Genetics

Question 2

What is Down’s Syndrome

Answer 2

Down’s Syndrome is caused by three copies of chromosome 21. It is also called trisomy 21. It gives characteristic dysmorphic features and is associated with a number of associated conditions. Th

Question 3

Down’s Syndrome

Dysmorphic Features

Answer 3

• Hypotonia (reduced muscle tone)
• Brachycephaly (small head with a flat back)
• Short neck
• Short stature
• Flattened face and nose
• Prominent epicanthic folds
• Upward sloping palpebral fissures
• Single palmar crease

Question 4

What are Epicanthic folds and palpebral fissures

Answer 4

Epicanthic folds are folds of skin covering the medial portion of the eye and eyelid. The palpebral fissures are the gaps between the lower and upper eyelid.

Question 5

Complications of Down syndrome

Answer 5

• Learning disability
• Recurrent otitis media
• Deafness.
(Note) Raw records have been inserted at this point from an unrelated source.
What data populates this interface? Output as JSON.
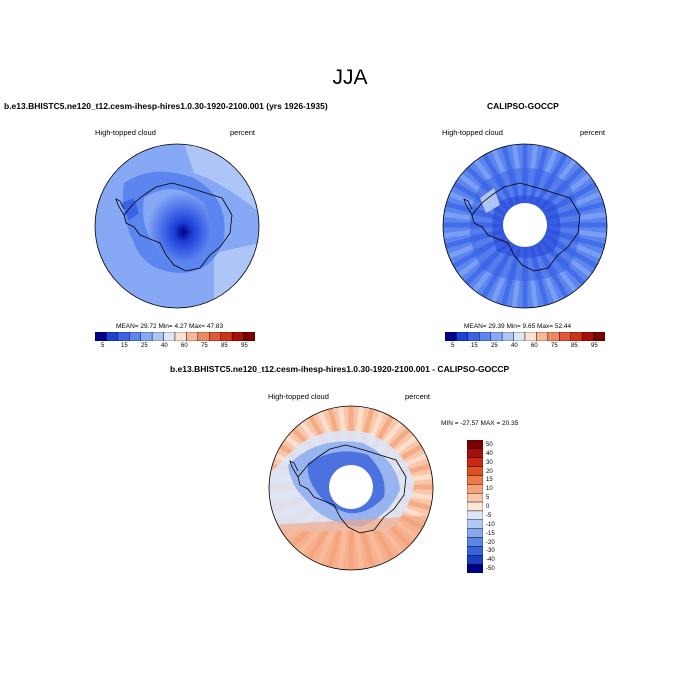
{
  "season": "JJA",
  "panels": [
    {
      "title": "b.e13.BHISTC5.ne120_t12.cesm-ihesp-hires1.0.30-1920-2100.001 (yrs 1926-1935)",
      "left_label": "High-topped cloud",
      "right_label": "percent",
      "stats": "MEAN= 29.72  Min=   4.27  Max= 47.83",
      "colorbar_ticks": [
        "5",
        "15",
        "25",
        "40",
        "60",
        "75",
        "85",
        "95"
      ]
    },
    {
      "title": "CALIPSO-GOCCP",
      "left_label": "High-topped cloud",
      "right_label": "percent",
      "stats": "MEAN= 29.39  Min=   9.65  Max= 52.44",
      "colorbar_ticks": [
        "5",
        "15",
        "25",
        "40",
        "60",
        "75",
        "85",
        "95"
      ]
    },
    {
      "title": "b.e13.BHISTC5.ne120_t12.cesm-ihesp-hires1.0.30-1920-2100.001 - CALIPSO-GOCCP",
      "left_label": "High-topped cloud",
      "right_label": "percent",
      "stats": "MIN = -27.57 MAX =  20.35",
      "colorbar_ticks": [
        "50",
        "40",
        "30",
        "20",
        "15",
        "10",
        "5",
        "0",
        "-5",
        "-10",
        "-15",
        "-20",
        "-30",
        "-40",
        "-50"
      ]
    }
  ],
  "colors": {
    "abs_scale": [
      "#00008b",
      "#1f3fd6",
      "#3b63e6",
      "#5b86f0",
      "#86a8f5",
      "#aec6f7",
      "#dbe6fb",
      "#fde2d2",
      "#f7b896",
      "#ee8a63",
      "#e0593a",
      "#cc3318",
      "#a80f08",
      "#7a0000"
    ],
    "diff_scale": [
      "#7a0000",
      "#a80f08",
      "#c8290f",
      "#e04f22",
      "#ee7a46",
      "#f5a27a",
      "#f9c6aa",
      "#fde6d8",
      "#dbe6fb",
      "#b2c9f5",
      "#86a8f0",
      "#5b86e8",
      "#3a62dc",
      "#1d3fc6",
      "#00008b"
    ]
  }
}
Eustachian tube abnormalities lead to glue ear and conductive hearing loss.
• Visual problems such myopia, strabismus and cataracts
• Hypothyroidism occurs in 10 – 20%
• Cardiac defects affect 1 in 3, particularly ASD, VSD, patent ductus arteriosus and tetralogy of Fallot
• Atlantoaxial instability

Question 6

What are Antenatal Screening for Down’s Syndrome

Answer 6

Combined Test

Triple Test

Quadruple Test

Question 7

What is Combined Test

Answer 7

The combined test is the first line, most accurate and test of choice where possible. This test is performed between 11 and 14 weeks gestation. It involves combining results from ultrasound and maternal blood tests.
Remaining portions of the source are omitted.